Guests are still greeted by the iconic gold front door, which swings open to reveal a room of homey leather bar stools and the same two projection screens that have served as Blue Palms’ digital tap lists for the last eight years. The only difference now is that in addition to sought after beers from places like Russian River, Firestone Walker, and Alpine, the list is peppered in with award-winning local stuff, like Red Ales from Three Weavers Brewing, Stouts from King Harbor Brewing, and Traction IPA from the Lenzo-co-owned Arts District Brewing.

“In those early days, we were definitely driven by the beer geeks, the people already making trips to San Diego and San Francisco themselves,” Lenzo says. “Now, there’s a new generation of younger drinkers who have never even tried a macro beer. They’re not chasing beer anymore, they just like good beer.”

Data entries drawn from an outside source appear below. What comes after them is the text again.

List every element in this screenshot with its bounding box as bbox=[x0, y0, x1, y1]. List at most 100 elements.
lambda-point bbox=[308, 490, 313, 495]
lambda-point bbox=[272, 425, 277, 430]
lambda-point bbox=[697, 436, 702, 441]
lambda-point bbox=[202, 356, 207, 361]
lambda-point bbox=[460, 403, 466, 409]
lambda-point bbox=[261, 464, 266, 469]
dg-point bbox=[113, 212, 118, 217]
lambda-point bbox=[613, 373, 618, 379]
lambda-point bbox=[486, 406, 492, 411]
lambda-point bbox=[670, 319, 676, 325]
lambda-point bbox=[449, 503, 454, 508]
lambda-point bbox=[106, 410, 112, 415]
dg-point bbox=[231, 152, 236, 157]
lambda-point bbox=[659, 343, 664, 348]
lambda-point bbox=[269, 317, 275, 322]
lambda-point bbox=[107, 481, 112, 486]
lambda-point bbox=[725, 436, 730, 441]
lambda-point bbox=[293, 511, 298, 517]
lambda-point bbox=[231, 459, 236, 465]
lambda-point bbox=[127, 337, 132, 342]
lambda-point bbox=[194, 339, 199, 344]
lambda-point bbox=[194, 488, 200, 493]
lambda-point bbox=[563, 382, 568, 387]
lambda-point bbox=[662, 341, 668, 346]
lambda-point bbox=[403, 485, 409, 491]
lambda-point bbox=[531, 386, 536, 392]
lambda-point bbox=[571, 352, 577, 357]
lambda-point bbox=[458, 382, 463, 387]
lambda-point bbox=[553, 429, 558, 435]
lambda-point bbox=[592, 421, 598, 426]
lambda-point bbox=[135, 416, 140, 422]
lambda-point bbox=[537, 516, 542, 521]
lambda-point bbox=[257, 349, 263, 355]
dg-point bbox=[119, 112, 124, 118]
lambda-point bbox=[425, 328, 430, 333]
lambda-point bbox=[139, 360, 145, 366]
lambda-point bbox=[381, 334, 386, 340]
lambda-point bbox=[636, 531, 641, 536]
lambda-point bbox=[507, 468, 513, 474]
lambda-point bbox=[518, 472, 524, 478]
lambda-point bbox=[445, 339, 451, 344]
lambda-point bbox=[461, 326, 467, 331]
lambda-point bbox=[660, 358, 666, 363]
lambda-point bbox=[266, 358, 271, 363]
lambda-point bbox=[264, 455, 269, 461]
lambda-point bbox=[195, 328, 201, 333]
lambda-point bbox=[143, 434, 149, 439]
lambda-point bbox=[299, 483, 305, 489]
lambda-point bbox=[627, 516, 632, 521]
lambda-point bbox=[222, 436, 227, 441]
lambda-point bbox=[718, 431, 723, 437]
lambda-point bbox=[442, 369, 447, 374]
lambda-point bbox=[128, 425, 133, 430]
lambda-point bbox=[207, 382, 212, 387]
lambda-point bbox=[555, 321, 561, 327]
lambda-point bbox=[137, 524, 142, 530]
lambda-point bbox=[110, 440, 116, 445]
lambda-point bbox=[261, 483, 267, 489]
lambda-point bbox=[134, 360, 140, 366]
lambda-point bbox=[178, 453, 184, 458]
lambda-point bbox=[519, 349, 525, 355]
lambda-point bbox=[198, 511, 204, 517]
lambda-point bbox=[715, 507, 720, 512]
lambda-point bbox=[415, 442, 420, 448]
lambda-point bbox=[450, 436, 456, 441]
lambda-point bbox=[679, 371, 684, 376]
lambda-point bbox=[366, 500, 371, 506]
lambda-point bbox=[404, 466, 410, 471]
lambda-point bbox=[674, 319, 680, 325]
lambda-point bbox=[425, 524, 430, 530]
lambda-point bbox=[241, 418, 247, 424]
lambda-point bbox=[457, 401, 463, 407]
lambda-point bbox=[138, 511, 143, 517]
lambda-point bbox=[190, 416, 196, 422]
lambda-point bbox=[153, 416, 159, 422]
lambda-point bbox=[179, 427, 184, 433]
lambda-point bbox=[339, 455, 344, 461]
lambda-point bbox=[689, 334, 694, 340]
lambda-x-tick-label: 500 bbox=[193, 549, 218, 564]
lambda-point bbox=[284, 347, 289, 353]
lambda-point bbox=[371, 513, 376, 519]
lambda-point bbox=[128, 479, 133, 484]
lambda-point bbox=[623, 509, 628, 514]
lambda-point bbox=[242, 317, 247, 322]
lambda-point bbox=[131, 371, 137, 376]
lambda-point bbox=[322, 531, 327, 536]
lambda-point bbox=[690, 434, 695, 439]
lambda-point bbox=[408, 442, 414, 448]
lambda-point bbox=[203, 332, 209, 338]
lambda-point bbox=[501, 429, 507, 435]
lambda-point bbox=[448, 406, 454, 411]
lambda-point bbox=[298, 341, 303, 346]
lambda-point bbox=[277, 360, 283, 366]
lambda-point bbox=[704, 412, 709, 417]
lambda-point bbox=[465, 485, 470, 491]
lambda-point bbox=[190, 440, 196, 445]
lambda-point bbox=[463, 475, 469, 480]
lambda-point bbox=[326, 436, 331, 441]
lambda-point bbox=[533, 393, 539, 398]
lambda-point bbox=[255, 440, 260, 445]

Despite being one of the forefathers of L.A. beer, Blue Palms’ continued success is owed not just to its killer tap list. On the menu, there’s affordable pub food done with chef-driven flair alongside newer, more decadent meals for the musical theater crowd (the Pantages Theatre is across the street), like the truffle burger, lobster macaroni and cheese, and an under-$30 filet mignon.

And in a city where cars and sprawl sometimes make genuine human interaction difficult, Blue Palms’ friendly atmosphere keeps locals coming back.